SCI

3 October 2024

A pathology foundation model for cancer diagnosis and prognosis prediction

(Nature, IF: 50.5)

  • Xiyue Wang, Junhan Zhao, Eliana Marostica, Wei Yuan, Jietian Jin, Jiayu Zhang, Ruijiang Li, Hongping Tang, Kanran Wang, Yu Li, Fang Wang, Yulong Peng, Junyou Zhu, Jing Zhang, Christopher R. Jackson, Jun Zhang, Deborah Dillon, Nancy U. Lin1, Lynette Sholl1, Thomas Denize, David Meredith, Keith L. Ligon1, Sabina Signoretti, Shuji Ogino, Jeffrey A. Golden, MacLean P. Nasrallah, Xiao Han, Sen Yang & Kun-Hsing Yu

  • CORRESPONDENCE TO: sen.yang.scu@gmail.com; Kun-Hsing Yu@hms.harvard.edu

Histopathology image evaluation is indispensable for cancer diagnoses and subtype classification. Standard artificial intelligence methods for histopathology image analyses have focused on optimizing specialized models for each diagnostic task. Although such methods have achieved some success, they often have limited generalizability to images generated by different digitization protocols or samples collected from different populations. Here, to address this challenge, we devised the Clinical Histopathology Imaging Evaluation Foundation (CHIEF) model, a general- purpose weakly supervised machine learning framework to extract pathology imaging features for systematic cancer evaluation. CHIEF leverages two complementary pretraining methods to extract diverse pathology representations: unsupervised pretraining for tile-level feature identification and weakly supervised pretraining for whole-slide pattern recognition.
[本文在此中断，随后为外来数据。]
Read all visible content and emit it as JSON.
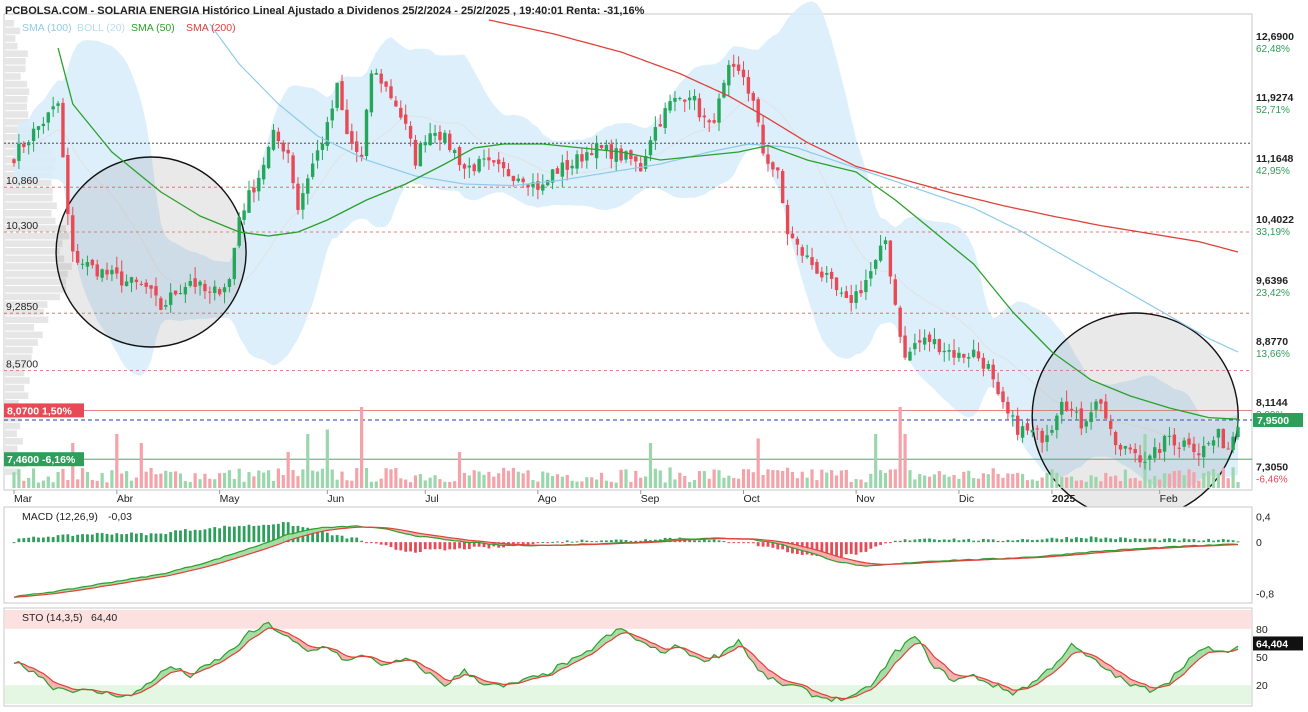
{
  "header": {
    "title": "PCBOLSA.COM - SOLARIA ENERGIA Histórico Lineal Ajustado a Dividenos 25/2/2024 - 25/2/2025 , 19:40:01 Renta: -31,16%"
  },
  "legend": [
    {
      "label": "SMA (100)",
      "color": "#8fcbea"
    },
    {
      "label": "BOLL (20)",
      "color": "#b9dcf0"
    },
    {
      "label": "SMA (50)",
      "color": "#2ca02c"
    },
    {
      "label": "SMA (200)",
      "color": "#e0413a"
    }
  ],
  "colors": {
    "up": "#26a65b",
    "down": "#e84a55",
    "boll_fill": "#d6ecfa",
    "sma100": "#8fcbea",
    "sma50": "#2ca02c",
    "sma200": "#e0413a"
  },
  "price_axis": [
    {
      "price": 12.69,
      "label": "12,6900",
      "pct": "62,48%"
    },
    {
      "price": 11.9274,
      "label": "11,9274",
      "pct": "52,71%"
    },
    {
      "price": 11.1648,
      "label": "11,1648",
      "pct": "42,95%"
    },
    {
      "price": 10.4022,
      "label": "10,4022",
      "pct": "33,19%"
    },
    {
      "price": 9.6396,
      "label": "9,6396",
      "pct": "23,42%"
    },
    {
      "price": 8.877,
      "label": "8,8770",
      "pct": "13,66%"
    },
    {
      "price": 8.1144,
      "label": "8,1144",
      "pct": "3,89%"
    },
    {
      "price": 7.305,
      "label": "7,3050",
      "pct": "-6,46%"
    }
  ],
  "current_price": {
    "price": 7.95,
    "label": "7,9500"
  },
  "levels": [
    {
      "price": 10.86,
      "label": "10,860"
    },
    {
      "price": 10.3,
      "label": "10,300"
    },
    {
      "price": 9.285,
      "label": "9,2850"
    },
    {
      "price": 8.57,
      "label": "8,5700"
    }
  ],
  "tags": [
    {
      "price": 8.07,
      "label": "8,0700  1,50%",
      "color": "#e84a55"
    },
    {
      "price": 7.46,
      "label": "7,4600  -6,16%",
      "color": "#2e9e5b"
    }
  ],
  "months": [
    {
      "label": "Mar",
      "idx": 0
    },
    {
      "label": "Abr",
      "idx": 21
    },
    {
      "label": "May",
      "idx": 42
    },
    {
      "label": "Jun",
      "idx": 64
    },
    {
      "label": "Jul",
      "idx": 84
    },
    {
      "label": "Ago",
      "idx": 107
    },
    {
      "label": "Sep",
      "idx": 128
    },
    {
      "label": "Oct",
      "idx": 149
    },
    {
      "label": "Nov",
      "idx": 172
    },
    {
      "label": "Dic",
      "idx": 193
    },
    {
      "label": "2025",
      "idx": 212
    },
    {
      "label": "Feb",
      "idx": 234
    }
  ],
  "macd": {
    "label": "MACD (12,26,9)",
    "value": "-0,03",
    "axis": [
      {
        "v": 0.4,
        "label": "0,4"
      },
      {
        "v": 0,
        "label": "0"
      },
      {
        "v": -0.8,
        "label": "-0,8"
      }
    ]
  },
  "sto": {
    "label": "STO (14,3,5)",
    "value": "64,40",
    "current": "64,404",
    "axis": [
      {
        "v": 80,
        "label": "80"
      },
      {
        "v": 50,
        "label": "50"
      },
      {
        "v": 20,
        "label": "20"
      }
    ]
  },
  "chart_data": {
    "type": "candlestick",
    "title": "SOLARIA ENERGIA Histórico Lineal Ajustado a Dividenos 25/2/2024 - 25/2/2025",
    "y_range": [
      7.1,
      12.95
    ],
    "price_anchors": [
      [
        0,
        11.25
      ],
      [
        4,
        11.55
      ],
      [
        7,
        11.75
      ],
      [
        9,
        11.9
      ],
      [
        10,
        11.2
      ],
      [
        11,
        10.5
      ],
      [
        12,
        10.0
      ],
      [
        16,
        9.85
      ],
      [
        22,
        9.7
      ],
      [
        27,
        9.6
      ],
      [
        30,
        9.35
      ],
      [
        33,
        9.55
      ],
      [
        36,
        9.7
      ],
      [
        40,
        9.5
      ],
      [
        44,
        9.7
      ],
      [
        46,
        10.5
      ],
      [
        50,
        11.0
      ],
      [
        53,
        11.5
      ],
      [
        56,
        11.3
      ],
      [
        58,
        10.6
      ],
      [
        60,
        11.0
      ],
      [
        62,
        11.3
      ],
      [
        64,
        11.6
      ],
      [
        66,
        12.1
      ],
      [
        68,
        11.5
      ],
      [
        71,
        11.2
      ],
      [
        73,
        12.3
      ],
      [
        75,
        12.2
      ],
      [
        78,
        11.9
      ],
      [
        80,
        11.6
      ],
      [
        82,
        11.2
      ],
      [
        84,
        11.5
      ],
      [
        86,
        11.6
      ],
      [
        90,
        11.3
      ],
      [
        92,
        11.1
      ],
      [
        96,
        11.15
      ],
      [
        100,
        11.05
      ],
      [
        104,
        11.0
      ],
      [
        106,
        10.9
      ],
      [
        108,
        10.85
      ],
      [
        110,
        11.05
      ],
      [
        114,
        11.15
      ],
      [
        118,
        11.35
      ],
      [
        122,
        11.3
      ],
      [
        126,
        11.2
      ],
      [
        128,
        11.1
      ],
      [
        130,
        11.5
      ],
      [
        134,
        11.9
      ],
      [
        138,
        12.05
      ],
      [
        140,
        11.8
      ],
      [
        142,
        11.6
      ],
      [
        144,
        11.9
      ],
      [
        146,
        12.3
      ],
      [
        149,
        12.25
      ],
      [
        151,
        11.9
      ],
      [
        153,
        11.3
      ],
      [
        156,
        11.0
      ],
      [
        158,
        10.3
      ],
      [
        160,
        10.1
      ],
      [
        163,
        9.9
      ],
      [
        166,
        9.7
      ],
      [
        170,
        9.4
      ],
      [
        173,
        9.6
      ],
      [
        176,
        9.9
      ],
      [
        178,
        10.2
      ],
      [
        180,
        9.4
      ],
      [
        182,
        8.7
      ],
      [
        184,
        8.9
      ],
      [
        187,
        8.95
      ],
      [
        190,
        8.85
      ],
      [
        193,
        8.75
      ],
      [
        196,
        8.8
      ],
      [
        199,
        8.6
      ],
      [
        201,
        8.2
      ],
      [
        203,
        8.0
      ],
      [
        205,
        7.85
      ],
      [
        207,
        7.8
      ],
      [
        210,
        7.75
      ],
      [
        212,
        7.9
      ],
      [
        214,
        8.25
      ],
      [
        216,
        8.05
      ],
      [
        218,
        7.9
      ],
      [
        220,
        8.1
      ],
      [
        222,
        8.2
      ],
      [
        224,
        7.75
      ],
      [
        226,
        7.55
      ],
      [
        228,
        7.6
      ],
      [
        230,
        7.5
      ],
      [
        232,
        7.45
      ],
      [
        234,
        7.6
      ],
      [
        236,
        7.75
      ],
      [
        238,
        7.65
      ],
      [
        240,
        7.7
      ],
      [
        242,
        7.55
      ],
      [
        244,
        7.65
      ],
      [
        246,
        7.75
      ],
      [
        248,
        7.6
      ],
      [
        250,
        7.95
      ]
    ],
    "volume_range": [
      0,
      10
    ],
    "volume_spikes": [
      [
        12,
        5
      ],
      [
        21,
        6
      ],
      [
        26,
        5
      ],
      [
        56,
        4
      ],
      [
        60,
        6
      ],
      [
        64,
        6.5
      ],
      [
        71,
        9
      ],
      [
        91,
        4
      ],
      [
        130,
        5
      ],
      [
        152,
        5.5
      ],
      [
        176,
        6
      ],
      [
        181,
        9
      ],
      [
        182,
        6
      ],
      [
        231,
        6
      ]
    ],
    "sma50_anchors": [
      [
        9,
        12.6
      ],
      [
        12,
        11.9
      ],
      [
        20,
        11.3
      ],
      [
        30,
        10.8
      ],
      [
        38,
        10.5
      ],
      [
        46,
        10.3
      ],
      [
        52,
        10.25
      ],
      [
        58,
        10.3
      ],
      [
        64,
        10.45
      ],
      [
        72,
        10.7
      ],
      [
        80,
        10.9
      ],
      [
        88,
        11.15
      ],
      [
        94,
        11.35
      ],
      [
        100,
        11.4
      ],
      [
        108,
        11.4
      ],
      [
        116,
        11.35
      ],
      [
        124,
        11.3
      ],
      [
        132,
        11.2
      ],
      [
        140,
        11.25
      ],
      [
        148,
        11.3
      ],
      [
        154,
        11.38
      ],
      [
        162,
        11.2
      ],
      [
        172,
        11.05
      ],
      [
        180,
        10.7
      ],
      [
        188,
        10.3
      ],
      [
        196,
        9.9
      ],
      [
        204,
        9.3
      ],
      [
        212,
        8.8
      ],
      [
        220,
        8.45
      ],
      [
        228,
        8.25
      ],
      [
        236,
        8.1
      ],
      [
        244,
        7.98
      ],
      [
        250,
        7.96
      ]
    ],
    "sma100_anchors": [
      [
        40,
        12.9
      ],
      [
        46,
        12.4
      ],
      [
        54,
        11.9
      ],
      [
        62,
        11.5
      ],
      [
        72,
        11.2
      ],
      [
        82,
        11.0
      ],
      [
        92,
        10.9
      ],
      [
        102,
        10.88
      ],
      [
        112,
        10.95
      ],
      [
        122,
        11.05
      ],
      [
        132,
        11.15
      ],
      [
        142,
        11.3
      ],
      [
        150,
        11.4
      ],
      [
        160,
        11.35
      ],
      [
        172,
        11.1
      ],
      [
        184,
        10.85
      ],
      [
        196,
        10.6
      ],
      [
        206,
        10.3
      ],
      [
        216,
        9.95
      ],
      [
        226,
        9.6
      ],
      [
        236,
        9.25
      ],
      [
        244,
        8.97
      ],
      [
        250,
        8.8
      ]
    ],
    "sma200_anchors": [
      [
        97,
        12.95
      ],
      [
        110,
        12.78
      ],
      [
        124,
        12.55
      ],
      [
        136,
        12.28
      ],
      [
        146,
        12.0
      ],
      [
        154,
        11.72
      ],
      [
        162,
        11.42
      ],
      [
        172,
        11.12
      ],
      [
        182,
        10.95
      ],
      [
        192,
        10.78
      ],
      [
        202,
        10.63
      ],
      [
        212,
        10.5
      ],
      [
        222,
        10.38
      ],
      [
        232,
        10.28
      ],
      [
        242,
        10.18
      ],
      [
        250,
        10.05
      ]
    ],
    "macd_range": [
      -0.9,
      0.5
    ],
    "macd_anchors": [
      [
        0,
        -0.85
      ],
      [
        10,
        -0.75
      ],
      [
        20,
        -0.62
      ],
      [
        30,
        -0.5
      ],
      [
        40,
        -0.3
      ],
      [
        50,
        -0.05
      ],
      [
        56,
        0.12
      ],
      [
        62,
        0.22
      ],
      [
        70,
        0.25
      ],
      [
        76,
        0.2
      ],
      [
        82,
        0.1
      ],
      [
        90,
        0.02
      ],
      [
        100,
        -0.05
      ],
      [
        110,
        -0.05
      ],
      [
        120,
        -0.02
      ],
      [
        128,
        0.0
      ],
      [
        136,
        0.05
      ],
      [
        144,
        0.06
      ],
      [
        150,
        0.05
      ],
      [
        156,
        -0.02
      ],
      [
        162,
        -0.15
      ],
      [
        168,
        -0.3
      ],
      [
        174,
        -0.38
      ],
      [
        180,
        -0.34
      ],
      [
        186,
        -0.3
      ],
      [
        192,
        -0.28
      ],
      [
        200,
        -0.26
      ],
      [
        210,
        -0.22
      ],
      [
        220,
        -0.15
      ],
      [
        230,
        -0.1
      ],
      [
        240,
        -0.06
      ],
      [
        250,
        -0.03
      ]
    ],
    "sto_range": [
      0,
      100
    ],
    "sto_anchors": [
      [
        0,
        45
      ],
      [
        4,
        35
      ],
      [
        8,
        18
      ],
      [
        12,
        15
      ],
      [
        18,
        12
      ],
      [
        24,
        8
      ],
      [
        28,
        25
      ],
      [
        32,
        40
      ],
      [
        36,
        30
      ],
      [
        40,
        42
      ],
      [
        44,
        55
      ],
      [
        48,
        75
      ],
      [
        52,
        85
      ],
      [
        56,
        70
      ],
      [
        60,
        55
      ],
      [
        64,
        62
      ],
      [
        68,
        45
      ],
      [
        72,
        52
      ],
      [
        76,
        40
      ],
      [
        80,
        48
      ],
      [
        84,
        35
      ],
      [
        88,
        20
      ],
      [
        92,
        35
      ],
      [
        96,
        22
      ],
      [
        100,
        18
      ],
      [
        104,
        25
      ],
      [
        108,
        30
      ],
      [
        112,
        42
      ],
      [
        116,
        50
      ],
      [
        120,
        68
      ],
      [
        124,
        80
      ],
      [
        128,
        66
      ],
      [
        132,
        55
      ],
      [
        136,
        62
      ],
      [
        140,
        46
      ],
      [
        144,
        52
      ],
      [
        148,
        68
      ],
      [
        152,
        35
      ],
      [
        156,
        22
      ],
      [
        160,
        18
      ],
      [
        164,
        8
      ],
      [
        168,
        5
      ],
      [
        172,
        8
      ],
      [
        176,
        25
      ],
      [
        180,
        55
      ],
      [
        184,
        72
      ],
      [
        188,
        40
      ],
      [
        192,
        25
      ],
      [
        196,
        30
      ],
      [
        200,
        20
      ],
      [
        204,
        12
      ],
      [
        208,
        22
      ],
      [
        212,
        40
      ],
      [
        216,
        62
      ],
      [
        220,
        48
      ],
      [
        224,
        34
      ],
      [
        228,
        20
      ],
      [
        232,
        15
      ],
      [
        236,
        25
      ],
      [
        240,
        48
      ],
      [
        244,
        60
      ],
      [
        248,
        52
      ],
      [
        250,
        64.4
      ]
    ]
  }
}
We developed CHIEF using 60,530 whole-slide images spanning 19 anatomical sites. Through pretraining on 44 terabytes of high- resolution pathology imaging datasets, CHIEF extracted microscopic representations useful for cancer cell detection, tumour origin identification, molecular profile characterization and prognostic prediction. We successfully validated CHIEF using 19,491 whole-slide images from 32 independent slide sets collected from 24 hospitals and cohorts internationally. Overall, CHIEF outperformed the state-of-the-art deep learning methods by up to 36.1%, showing its ability to address domain shifts observed in samples from diverse populations and processed by different slide preparation methods. CHIEF provides a generalizable foundation for efficient digital pathology evaluation for patients with cancer.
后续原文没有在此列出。